On a technical note, Bullish Advisors are at 46.2% with Bearish Advisors at 28.0% and a bullish move compared to last week, which was at 43.5% and 30.4% respectively. The bearish sentiment was as high as I have seen it since the bull run ensued. The VIX/VXN trends are both keeping to their bullish flag like chart patterns. CBOE Equity P/C Ratio is at .722 with a 21DMA of .704 and the range is ever tightening. Like a coil, it is bound to spring to an extreme one way or the other someday soon. The RSI 5-Days and RSI 5-Wks are Neutral across the board with the exception of the RSI 5-days on the DJIA being Oversold. The $NASI Daily (Summation), The $NAMO Daily (McClellan), The $NAHL Daily (Highs/Lows), The $NAAD Daily (Advance/Decline) and BP%'s are all in downward trends where the 50DMA has clearly crossed under the 200DMA. The VIX has a 50DMA cross above the 200DMA, may be noteworthy…

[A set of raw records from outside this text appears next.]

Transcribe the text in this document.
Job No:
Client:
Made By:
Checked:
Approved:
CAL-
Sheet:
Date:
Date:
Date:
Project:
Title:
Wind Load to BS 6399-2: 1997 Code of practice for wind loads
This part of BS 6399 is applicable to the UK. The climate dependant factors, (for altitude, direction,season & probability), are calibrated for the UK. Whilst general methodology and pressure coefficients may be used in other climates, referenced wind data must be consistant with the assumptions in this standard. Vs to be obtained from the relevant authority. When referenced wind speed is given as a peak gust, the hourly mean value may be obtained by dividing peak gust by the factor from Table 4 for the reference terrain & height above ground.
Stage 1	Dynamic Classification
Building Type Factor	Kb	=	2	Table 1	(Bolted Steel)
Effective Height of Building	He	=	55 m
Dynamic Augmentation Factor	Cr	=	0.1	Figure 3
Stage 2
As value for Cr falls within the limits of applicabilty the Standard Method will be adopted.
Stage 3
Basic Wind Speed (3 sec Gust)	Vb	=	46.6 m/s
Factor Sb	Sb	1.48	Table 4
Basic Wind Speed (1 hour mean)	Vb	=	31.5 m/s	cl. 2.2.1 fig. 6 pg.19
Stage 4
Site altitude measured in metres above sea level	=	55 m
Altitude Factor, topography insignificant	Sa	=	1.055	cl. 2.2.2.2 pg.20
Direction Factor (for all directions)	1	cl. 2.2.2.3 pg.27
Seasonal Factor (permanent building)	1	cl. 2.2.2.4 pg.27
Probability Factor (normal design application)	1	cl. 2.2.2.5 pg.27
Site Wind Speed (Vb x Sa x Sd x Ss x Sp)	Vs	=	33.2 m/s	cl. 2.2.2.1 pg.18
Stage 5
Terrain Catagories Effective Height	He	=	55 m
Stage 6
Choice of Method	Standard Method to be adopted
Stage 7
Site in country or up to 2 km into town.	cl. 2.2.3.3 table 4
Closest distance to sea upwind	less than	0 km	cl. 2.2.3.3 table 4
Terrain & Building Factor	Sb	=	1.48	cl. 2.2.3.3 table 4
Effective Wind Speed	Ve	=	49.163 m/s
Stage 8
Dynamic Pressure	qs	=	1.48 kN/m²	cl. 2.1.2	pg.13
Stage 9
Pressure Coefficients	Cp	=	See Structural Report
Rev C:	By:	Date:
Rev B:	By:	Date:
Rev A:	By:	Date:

Charts for all of the indicators mentioned are posted below for your viewing pleasure…
NOTE: I continue to hold a USPIX position, which I will flip to UOPIX when appropriate.
Disclaimer: This disclosure is not a recommendation to buy or sell or to do as I do. It is only to give my thoughts on current market conditions and share the positions that I am holding for tracking purposes only. I am not a day trader and only attempt to identify up/down trends and play the swings.